The Leader of the House published a statement on 21 July reflecting discussions between the authorities of both Houses. It stated that,

    "the Clerk of the Parliaments will invite the Lords Procedure Committee to consider changes to the practice of the House, to allow more flexibility in dealing with Commons amendments which have been packaged".
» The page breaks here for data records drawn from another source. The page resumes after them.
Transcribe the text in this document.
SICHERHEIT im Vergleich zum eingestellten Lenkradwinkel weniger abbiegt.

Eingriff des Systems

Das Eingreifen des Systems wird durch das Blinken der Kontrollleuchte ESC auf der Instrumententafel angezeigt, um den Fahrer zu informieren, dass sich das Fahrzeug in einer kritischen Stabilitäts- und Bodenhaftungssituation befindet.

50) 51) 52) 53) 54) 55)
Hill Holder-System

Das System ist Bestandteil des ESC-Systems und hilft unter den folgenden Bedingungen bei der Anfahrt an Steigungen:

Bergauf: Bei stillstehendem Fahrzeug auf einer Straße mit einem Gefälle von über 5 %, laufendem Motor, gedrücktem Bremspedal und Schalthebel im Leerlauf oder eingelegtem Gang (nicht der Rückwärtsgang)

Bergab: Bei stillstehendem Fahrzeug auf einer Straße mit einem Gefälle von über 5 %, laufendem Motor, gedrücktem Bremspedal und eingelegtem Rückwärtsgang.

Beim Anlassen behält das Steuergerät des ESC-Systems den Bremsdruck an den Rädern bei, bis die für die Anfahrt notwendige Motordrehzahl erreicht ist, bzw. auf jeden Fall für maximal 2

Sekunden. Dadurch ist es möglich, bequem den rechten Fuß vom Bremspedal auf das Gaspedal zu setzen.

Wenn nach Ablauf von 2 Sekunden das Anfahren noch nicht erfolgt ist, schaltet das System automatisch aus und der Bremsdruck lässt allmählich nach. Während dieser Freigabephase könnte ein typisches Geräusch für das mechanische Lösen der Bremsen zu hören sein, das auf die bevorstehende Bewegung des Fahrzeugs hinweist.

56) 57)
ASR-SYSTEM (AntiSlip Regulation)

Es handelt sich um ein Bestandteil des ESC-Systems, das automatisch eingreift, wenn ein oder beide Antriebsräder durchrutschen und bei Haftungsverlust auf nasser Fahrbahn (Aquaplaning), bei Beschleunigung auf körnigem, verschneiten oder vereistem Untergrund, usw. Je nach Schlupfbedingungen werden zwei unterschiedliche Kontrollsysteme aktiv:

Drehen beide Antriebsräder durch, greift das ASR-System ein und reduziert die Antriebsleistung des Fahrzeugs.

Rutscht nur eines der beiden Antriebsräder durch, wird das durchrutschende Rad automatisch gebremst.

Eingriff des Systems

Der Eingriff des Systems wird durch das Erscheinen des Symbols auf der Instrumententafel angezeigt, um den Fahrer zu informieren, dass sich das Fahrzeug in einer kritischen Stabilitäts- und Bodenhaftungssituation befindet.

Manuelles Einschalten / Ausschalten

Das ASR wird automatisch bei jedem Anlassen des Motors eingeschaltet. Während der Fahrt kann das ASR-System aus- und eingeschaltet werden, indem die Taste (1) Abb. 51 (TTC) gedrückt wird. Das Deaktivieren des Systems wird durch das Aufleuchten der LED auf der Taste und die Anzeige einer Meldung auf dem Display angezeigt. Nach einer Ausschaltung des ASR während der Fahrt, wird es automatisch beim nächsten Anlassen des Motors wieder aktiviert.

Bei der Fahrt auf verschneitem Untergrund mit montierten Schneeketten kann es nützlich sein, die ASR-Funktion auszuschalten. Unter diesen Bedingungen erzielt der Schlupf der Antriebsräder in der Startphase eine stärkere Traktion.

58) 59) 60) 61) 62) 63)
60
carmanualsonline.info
The Procedure Committee has not considered this, neither has the House. This procedure is novel; it has never been debated by the House nor agreed by it. In the light of what has happened today I very much hope that the Procedure Committee will look at the matter urgently and make whatever recommendations are necessary to protect the power of this House.

18 Nov 2004 : Column 1646

However, under the provisional arrangements, I am advised that the procedure we are faced with is just in order. I ask the House to accept that—but this one more time only. Let me be blunt—and I am sure that I speak for many Peers on all sides of the House and on all sides of the argument—if this House maintains its position now, as I hope it will, and if the other House seeks to return the package yet again, we should at that stage decline to discuss it further if a Motion to do so is laid.

I hope that my speaking at this stage will not introduce a wide-ranging debate on the procedural question now. The Procedure Committee must consider the issue urgently and report to the House at the earliest possible opportunity.